Human Rights Watch on Thursday condemned the Indian government’s forced return of an ethnic Rohingya woman to Myanmar, pointing out that international law prohibits the forced return of refugees to places where their lives or freedom would be threatened.
Hasina Begum, 36, was deported on 22 March despite a March 21, 2022 order by the Manipur State Human Rights Commission putting the deportation on hold.
The commission said that the plan to deport her appeared on its face to violate the right to life and personal liberty guaranteed by the Indian constitution and article 14 of the Universal Declaration of Human Rights, as well as the principle of nonrefoulement, or non-return.
Begum, her husband and three children are all registered as refugees with UNHCR. She was among the Rohingyans detained by Jammu and Kashmir authorities on 06 March last year. They were sent them to a holding centre, ahead of the Indian government’s plan to deport them.
The United Nations Refugee Agency (UNHCR) has reported that at least 240 Rohingya in India are currently detained on charges of illegal entry.
In addition, about 39 are being detained in a shelter in Delhi while 235 others are detained in a holding centre in Jammu.
According to HRW, Hasina Begum’s husband, Ali Johar, after learning that she might be deported, wrote to UNHCR, appealing for the agency to intervene. He said he had not received a response.
UNHCR officials told Human Rights Watch that they had contacted the Indian authorities about the case.
A public anti-Rohingya campaign by Hindu nationalist groups, claiming that the Rohingya Muslims are “terrorists,” has incited vigilante-style violence, including arson attacks on the homes of Rohingya in Jammu and Delhi.

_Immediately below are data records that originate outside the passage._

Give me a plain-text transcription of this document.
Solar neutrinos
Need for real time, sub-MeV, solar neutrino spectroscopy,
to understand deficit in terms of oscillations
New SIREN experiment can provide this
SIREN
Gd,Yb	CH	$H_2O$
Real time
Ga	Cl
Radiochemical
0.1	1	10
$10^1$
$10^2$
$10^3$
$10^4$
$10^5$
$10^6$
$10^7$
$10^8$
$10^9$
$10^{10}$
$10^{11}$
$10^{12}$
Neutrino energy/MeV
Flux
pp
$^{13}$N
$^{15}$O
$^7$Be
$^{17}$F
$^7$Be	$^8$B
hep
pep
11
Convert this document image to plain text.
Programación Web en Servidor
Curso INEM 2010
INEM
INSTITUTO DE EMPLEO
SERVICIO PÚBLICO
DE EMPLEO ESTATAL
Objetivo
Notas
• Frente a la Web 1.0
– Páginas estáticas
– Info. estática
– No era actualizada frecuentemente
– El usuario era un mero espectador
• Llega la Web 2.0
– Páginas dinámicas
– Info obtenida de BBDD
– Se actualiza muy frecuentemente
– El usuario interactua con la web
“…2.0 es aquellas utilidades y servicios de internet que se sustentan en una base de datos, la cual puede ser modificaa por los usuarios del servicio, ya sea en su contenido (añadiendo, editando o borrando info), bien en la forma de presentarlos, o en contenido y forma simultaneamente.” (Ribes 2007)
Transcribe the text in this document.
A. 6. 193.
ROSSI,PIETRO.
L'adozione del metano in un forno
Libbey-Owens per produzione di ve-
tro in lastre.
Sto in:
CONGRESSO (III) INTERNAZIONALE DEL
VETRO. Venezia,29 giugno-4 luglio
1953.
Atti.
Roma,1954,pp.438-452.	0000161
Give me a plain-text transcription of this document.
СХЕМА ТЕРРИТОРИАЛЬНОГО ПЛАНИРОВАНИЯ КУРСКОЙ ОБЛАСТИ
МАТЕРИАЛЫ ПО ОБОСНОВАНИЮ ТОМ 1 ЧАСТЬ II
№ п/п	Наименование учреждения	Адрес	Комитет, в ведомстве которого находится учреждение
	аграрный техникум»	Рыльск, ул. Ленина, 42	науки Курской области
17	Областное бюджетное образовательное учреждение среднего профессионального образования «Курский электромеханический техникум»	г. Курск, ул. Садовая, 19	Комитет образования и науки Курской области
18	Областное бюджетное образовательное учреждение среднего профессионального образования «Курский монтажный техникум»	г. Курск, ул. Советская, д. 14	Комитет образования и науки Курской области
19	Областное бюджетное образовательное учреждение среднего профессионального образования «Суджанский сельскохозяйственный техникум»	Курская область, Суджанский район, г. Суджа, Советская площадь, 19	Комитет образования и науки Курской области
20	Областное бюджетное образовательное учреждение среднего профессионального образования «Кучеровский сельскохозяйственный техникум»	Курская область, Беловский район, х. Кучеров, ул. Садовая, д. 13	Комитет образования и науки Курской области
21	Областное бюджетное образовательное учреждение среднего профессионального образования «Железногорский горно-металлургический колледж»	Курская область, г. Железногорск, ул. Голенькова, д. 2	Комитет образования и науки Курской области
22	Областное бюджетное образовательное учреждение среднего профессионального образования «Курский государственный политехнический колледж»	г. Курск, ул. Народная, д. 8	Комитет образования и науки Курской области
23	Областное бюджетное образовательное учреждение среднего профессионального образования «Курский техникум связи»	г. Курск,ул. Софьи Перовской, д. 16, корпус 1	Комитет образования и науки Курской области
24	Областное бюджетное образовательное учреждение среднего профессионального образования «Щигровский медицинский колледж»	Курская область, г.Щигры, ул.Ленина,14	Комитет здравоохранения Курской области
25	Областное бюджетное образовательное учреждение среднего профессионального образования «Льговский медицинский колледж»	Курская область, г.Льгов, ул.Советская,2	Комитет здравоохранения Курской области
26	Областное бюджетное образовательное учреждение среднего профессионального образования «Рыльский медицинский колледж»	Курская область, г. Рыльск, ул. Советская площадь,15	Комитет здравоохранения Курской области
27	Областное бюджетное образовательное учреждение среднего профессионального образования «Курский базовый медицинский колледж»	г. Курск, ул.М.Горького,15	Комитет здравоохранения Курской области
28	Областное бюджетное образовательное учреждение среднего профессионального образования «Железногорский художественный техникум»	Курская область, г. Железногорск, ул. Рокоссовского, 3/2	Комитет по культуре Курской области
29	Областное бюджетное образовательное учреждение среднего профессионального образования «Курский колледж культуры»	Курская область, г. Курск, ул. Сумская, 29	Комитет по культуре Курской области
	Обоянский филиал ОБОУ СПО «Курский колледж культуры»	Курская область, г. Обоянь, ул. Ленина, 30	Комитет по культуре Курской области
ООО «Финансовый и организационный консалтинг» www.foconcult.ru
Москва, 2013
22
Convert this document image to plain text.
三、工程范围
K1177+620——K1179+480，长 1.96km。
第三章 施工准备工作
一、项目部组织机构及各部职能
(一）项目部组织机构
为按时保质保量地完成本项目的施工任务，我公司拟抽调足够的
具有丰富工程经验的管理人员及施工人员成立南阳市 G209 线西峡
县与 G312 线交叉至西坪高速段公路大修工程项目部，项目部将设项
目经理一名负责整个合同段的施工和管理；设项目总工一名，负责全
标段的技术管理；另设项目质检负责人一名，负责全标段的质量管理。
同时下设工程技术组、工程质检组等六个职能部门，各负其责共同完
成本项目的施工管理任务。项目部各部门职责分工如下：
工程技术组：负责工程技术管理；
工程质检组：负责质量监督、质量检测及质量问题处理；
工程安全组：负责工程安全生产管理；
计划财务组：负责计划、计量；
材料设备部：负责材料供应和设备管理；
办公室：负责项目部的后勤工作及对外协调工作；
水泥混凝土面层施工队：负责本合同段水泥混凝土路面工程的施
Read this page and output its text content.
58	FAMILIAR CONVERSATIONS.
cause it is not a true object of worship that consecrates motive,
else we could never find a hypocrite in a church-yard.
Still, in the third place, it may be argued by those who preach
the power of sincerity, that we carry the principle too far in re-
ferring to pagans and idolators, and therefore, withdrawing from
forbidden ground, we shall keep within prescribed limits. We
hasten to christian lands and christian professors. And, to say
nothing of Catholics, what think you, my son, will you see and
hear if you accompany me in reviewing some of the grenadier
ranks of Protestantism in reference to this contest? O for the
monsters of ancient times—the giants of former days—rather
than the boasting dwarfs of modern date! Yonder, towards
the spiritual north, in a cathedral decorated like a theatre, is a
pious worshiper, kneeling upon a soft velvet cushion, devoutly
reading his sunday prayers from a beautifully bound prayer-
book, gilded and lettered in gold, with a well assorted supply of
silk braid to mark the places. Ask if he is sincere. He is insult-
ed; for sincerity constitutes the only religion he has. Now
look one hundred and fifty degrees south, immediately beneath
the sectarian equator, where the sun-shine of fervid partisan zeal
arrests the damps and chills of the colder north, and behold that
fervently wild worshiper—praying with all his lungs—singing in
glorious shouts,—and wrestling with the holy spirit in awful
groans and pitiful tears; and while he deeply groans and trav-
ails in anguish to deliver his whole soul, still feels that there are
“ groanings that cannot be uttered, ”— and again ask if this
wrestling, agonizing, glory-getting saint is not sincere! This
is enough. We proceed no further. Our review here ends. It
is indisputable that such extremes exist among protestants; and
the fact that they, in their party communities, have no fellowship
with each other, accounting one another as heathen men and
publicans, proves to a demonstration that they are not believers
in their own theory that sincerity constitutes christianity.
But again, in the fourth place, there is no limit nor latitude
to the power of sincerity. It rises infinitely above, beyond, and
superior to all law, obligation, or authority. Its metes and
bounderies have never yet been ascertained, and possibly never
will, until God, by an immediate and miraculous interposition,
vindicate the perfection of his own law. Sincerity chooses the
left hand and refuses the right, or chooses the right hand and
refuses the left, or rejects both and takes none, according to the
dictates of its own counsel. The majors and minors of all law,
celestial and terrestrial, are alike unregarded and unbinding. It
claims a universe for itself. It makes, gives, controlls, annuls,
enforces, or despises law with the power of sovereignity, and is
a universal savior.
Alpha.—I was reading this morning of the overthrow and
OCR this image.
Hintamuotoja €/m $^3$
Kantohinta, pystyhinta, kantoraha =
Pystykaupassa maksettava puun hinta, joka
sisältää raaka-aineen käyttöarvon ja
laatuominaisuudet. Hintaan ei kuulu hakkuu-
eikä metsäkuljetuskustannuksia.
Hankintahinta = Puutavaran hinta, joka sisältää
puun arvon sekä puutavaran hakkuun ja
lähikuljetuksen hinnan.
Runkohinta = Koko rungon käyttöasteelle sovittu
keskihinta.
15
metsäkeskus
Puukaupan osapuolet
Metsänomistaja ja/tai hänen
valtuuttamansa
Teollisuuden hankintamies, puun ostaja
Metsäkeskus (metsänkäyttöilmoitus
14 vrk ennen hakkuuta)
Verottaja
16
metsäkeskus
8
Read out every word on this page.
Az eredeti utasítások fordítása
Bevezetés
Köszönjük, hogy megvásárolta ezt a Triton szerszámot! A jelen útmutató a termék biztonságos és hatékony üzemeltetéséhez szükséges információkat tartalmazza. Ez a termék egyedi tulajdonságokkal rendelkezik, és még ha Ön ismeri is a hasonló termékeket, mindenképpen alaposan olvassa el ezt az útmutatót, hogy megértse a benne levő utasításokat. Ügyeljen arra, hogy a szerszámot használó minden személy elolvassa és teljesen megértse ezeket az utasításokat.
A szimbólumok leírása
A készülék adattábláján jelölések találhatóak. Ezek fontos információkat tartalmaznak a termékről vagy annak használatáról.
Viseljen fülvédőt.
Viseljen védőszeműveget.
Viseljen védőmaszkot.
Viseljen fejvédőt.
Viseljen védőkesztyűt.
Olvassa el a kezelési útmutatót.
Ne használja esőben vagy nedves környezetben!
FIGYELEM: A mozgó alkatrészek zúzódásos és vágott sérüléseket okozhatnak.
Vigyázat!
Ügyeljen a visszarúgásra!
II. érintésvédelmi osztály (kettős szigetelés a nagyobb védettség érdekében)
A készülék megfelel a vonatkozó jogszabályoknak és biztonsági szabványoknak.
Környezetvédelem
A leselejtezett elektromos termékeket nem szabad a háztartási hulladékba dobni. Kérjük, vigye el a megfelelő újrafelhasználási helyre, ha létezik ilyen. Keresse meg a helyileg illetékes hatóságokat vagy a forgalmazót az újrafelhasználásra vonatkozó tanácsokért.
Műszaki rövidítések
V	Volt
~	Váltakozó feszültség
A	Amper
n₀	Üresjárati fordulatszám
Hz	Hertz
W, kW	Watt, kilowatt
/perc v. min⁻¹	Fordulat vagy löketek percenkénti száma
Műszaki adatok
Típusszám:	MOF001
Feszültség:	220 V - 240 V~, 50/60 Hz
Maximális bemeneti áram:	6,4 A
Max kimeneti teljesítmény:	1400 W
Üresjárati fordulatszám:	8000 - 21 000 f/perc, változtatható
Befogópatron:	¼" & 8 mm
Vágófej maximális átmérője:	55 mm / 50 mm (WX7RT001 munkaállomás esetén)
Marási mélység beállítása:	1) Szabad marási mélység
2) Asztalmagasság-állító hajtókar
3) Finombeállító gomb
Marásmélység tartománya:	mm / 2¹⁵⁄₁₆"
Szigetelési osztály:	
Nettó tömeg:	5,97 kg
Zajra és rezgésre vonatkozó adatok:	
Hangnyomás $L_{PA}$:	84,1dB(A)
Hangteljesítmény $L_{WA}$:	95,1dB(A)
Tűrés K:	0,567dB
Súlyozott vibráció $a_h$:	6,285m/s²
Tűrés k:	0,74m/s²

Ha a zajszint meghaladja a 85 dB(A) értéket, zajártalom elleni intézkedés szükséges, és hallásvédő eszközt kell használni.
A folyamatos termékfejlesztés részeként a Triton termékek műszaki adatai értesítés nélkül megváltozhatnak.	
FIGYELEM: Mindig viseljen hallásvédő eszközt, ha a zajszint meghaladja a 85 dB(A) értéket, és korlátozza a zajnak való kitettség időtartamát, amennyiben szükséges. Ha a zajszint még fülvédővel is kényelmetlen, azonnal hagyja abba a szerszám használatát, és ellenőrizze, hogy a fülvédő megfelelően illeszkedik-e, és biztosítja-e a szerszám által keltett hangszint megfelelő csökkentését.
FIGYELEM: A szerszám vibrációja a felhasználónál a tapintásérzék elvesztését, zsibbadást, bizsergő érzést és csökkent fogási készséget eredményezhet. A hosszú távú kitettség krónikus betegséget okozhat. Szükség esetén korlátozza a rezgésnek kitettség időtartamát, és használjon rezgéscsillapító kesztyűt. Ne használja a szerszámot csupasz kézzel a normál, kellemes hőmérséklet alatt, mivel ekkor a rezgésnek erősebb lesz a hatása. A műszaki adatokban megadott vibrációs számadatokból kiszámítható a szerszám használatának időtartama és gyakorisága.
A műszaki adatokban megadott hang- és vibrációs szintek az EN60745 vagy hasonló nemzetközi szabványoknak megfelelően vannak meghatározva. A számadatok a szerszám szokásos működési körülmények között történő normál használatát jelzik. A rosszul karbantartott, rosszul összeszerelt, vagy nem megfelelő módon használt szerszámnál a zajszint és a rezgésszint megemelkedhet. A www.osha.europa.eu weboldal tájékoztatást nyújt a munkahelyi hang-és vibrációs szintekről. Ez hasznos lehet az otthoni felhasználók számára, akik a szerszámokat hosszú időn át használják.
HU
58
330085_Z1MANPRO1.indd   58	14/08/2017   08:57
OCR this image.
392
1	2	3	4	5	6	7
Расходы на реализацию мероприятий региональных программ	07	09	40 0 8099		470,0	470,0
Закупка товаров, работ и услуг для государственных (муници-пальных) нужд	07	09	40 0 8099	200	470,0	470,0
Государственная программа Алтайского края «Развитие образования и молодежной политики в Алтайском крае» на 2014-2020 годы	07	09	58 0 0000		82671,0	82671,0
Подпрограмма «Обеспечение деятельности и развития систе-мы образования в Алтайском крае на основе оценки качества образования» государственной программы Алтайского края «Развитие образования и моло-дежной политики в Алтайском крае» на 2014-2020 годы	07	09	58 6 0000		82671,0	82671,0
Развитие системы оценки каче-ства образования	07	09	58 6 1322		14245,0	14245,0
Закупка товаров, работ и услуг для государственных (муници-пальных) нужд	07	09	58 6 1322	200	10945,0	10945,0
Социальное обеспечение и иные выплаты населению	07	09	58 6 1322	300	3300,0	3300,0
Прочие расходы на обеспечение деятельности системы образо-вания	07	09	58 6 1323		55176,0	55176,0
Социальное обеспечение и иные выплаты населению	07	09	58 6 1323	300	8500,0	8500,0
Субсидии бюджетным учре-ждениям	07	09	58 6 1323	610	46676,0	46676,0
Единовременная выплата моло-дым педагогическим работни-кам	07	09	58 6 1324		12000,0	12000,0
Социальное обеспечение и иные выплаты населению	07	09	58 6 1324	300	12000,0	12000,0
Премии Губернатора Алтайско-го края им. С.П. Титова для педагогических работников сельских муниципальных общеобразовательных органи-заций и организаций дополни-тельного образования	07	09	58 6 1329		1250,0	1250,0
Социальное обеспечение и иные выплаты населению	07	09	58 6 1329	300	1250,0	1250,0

In 2018 following a fire in a Rohingya settlement in Delhi that burned at least 50 homes, a leader from the youth wing of the ruling Bharatiya Janata Party applauded the action on Twitter, saying “Well done by our heroes…Yes, we burnt the houses of Rohingya terrorists.”
Although India is not a party to the 1951 UN Refugee Convention or its 1967 Protocol, the prohibition of refoulement has become a norm of customary international law that India is bound to respect, states HRW.